Originally opened in 1921 as the small salon in which ladies waited for their husbands who drank at the main bar, the bar’s regulars have included Marlene Deitrich, Frank Capa, Graham Greene, Ingrid Bergman, F Scott Fitzgerald, among others.  The best known patron, of course, is Papa Hemingway  who whiled away many hours plotting racing bets at this bar, reputedly downing 51 dry martinis on a particular occasion. Over the years this hotel witnessed many historical events – from Papa Hemingway’s “liberation” of the wine cellar along with the liberation Paris in 1944, to his swinging from one chandelier to another, to the birth of the orchid trick - when Fitzgerald  ate one by one all the petals of a box of orchids until  a lady he desired said yes. One of the many legends insists that the Bloody Mary was created by the legendry bartender Bertin in 1954 so that Hemmingway could have an odorless drink which his (fourth) wife Mary could not detect.  The combination of tomato juice and vodka was such a success that  the next day Hemmingway reported to  Bertin, "Bravo ! Bloody Mary didn't smell a thing" Hemmingway’s own recipe for this famous mix reads … "Keep on stirring and taste it to see how it is doing. If you get it too powerful weaken with more  tomato juice. If it lacks authority add more  vodka

Cheerily agreeing to the very agreeable suggestion of ordering the house cocktail by an extremely agreeable hostess, P Sood sits back and lets the history seep into his tired bones, till his companion spots a framed Guinness Book of World Records citation in the far corner, next to a large framed swordfish. This bar is famous for serving the world’s most expensive cocktail. Panicked, P Sood wonders if he has indeed ordered two $500 cocktails? He finally summons enough courage to approach Colin Fields, the head bartender.

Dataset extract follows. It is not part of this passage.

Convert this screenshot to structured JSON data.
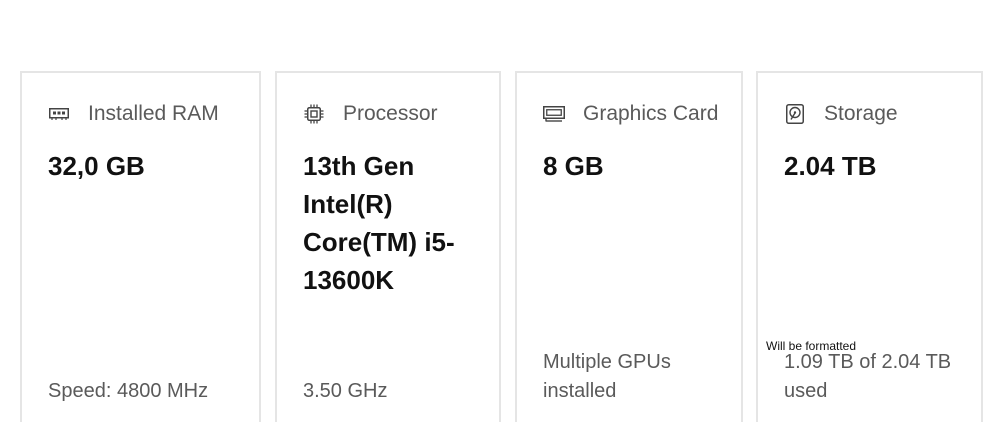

A moment here on Colin Fields – P Sood  first  heard about the Bar Hemingway when a famous business magazine listed Fields as the Best Bartender in the World. With just a hint of a laugh, Colin charmingly assures them that they had indeed not ordered the “Ritz Sidecar” a drink that was created by the bar to take the chill off for a regular customer who arrived by motorcycle with sidecar. It is half-lemon juice and Contreau, half Ritz Fine Champagne 1830 - 1865 pre-phylloxera Cognac, that was nearly seized from the hotel by the Nazis during the German occupation. Only a few bottles remain to date.